A total of 932 instruments have been suspended from trading as of 7 June by the EU markets watchdog for breaching thresholds under MiFID II.
In its latest double volume cap (DVC) data, the European Securities and Markets Authority (ESMA) said that for the period 1 May 2017 to 30 April 2018, 52 additional equities breached the 8% cap and seven equities breached the 4% threshold.
Trading of the breached stocks will be suspended for six months from 12 June until 12 December. These stocks are on top of the 744 instruments in January and 643 in February that hit either the 4% or 8% threshold.
ESMA added that some data submitted by trading venues has been corrected, meaning that two previously identified breaches of the caps were incorrect and suspensions have been lifted. Last month, ESMA lifted suspensions on 12 stocks for the same reason, so altogether a total of 932 instruments will be suspended as of 7 June.
Research from various industry players suggests that dark trading has fallen significantly since the DVCs were introduced in March this year. The Thomson Reuters March Share Reporter found that dark trading between 12 March, the day the DVCs were implemented, and 16 March trading in dark pools had halved to 3.06% market share of on-book trading from 6.15%.

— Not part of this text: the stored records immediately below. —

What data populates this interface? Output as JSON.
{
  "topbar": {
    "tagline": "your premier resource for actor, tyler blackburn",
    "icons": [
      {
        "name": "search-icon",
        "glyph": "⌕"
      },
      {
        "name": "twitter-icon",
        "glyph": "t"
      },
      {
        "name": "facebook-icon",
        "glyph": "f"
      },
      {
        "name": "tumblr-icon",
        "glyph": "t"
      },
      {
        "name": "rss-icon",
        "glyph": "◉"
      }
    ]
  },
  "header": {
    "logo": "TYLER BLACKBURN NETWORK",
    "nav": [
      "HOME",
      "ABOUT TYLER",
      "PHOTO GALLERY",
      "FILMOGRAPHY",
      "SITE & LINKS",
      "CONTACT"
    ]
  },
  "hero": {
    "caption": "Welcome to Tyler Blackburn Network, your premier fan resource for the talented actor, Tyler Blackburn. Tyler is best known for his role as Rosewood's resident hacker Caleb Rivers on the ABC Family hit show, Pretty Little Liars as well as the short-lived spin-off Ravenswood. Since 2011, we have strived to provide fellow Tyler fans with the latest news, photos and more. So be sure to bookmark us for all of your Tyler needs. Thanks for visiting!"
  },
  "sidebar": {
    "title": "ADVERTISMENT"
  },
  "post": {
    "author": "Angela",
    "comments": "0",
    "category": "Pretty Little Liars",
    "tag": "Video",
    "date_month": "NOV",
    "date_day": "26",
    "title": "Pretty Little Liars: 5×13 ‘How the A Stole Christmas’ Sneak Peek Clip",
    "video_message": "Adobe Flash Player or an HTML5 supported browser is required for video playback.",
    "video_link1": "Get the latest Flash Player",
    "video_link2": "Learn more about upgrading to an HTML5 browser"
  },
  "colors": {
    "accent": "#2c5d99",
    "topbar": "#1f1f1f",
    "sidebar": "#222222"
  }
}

Similarly, equities broker ITG found that the percentage of dark volume on multilateral facilities (MTFs) for capped securities fell from 27% to 8% since mid-March, with only large in scale orders able to continue trading in those securities on dark MTFs.
In April, UBS MTF announced that 57 stocks would be suspended from trading for six months from 13 April after breaching the DVCs.
Market participants have debated whether the market will strive to stay below the threshold once the six-month bans are lifted, or move away from dark venues heralding a permanent change in market behaviour.
At the same time, volumes in periodic auctions, block trading venues and systematic internalisers continues to increase as traders seek methods of execution that avoid the DVCs.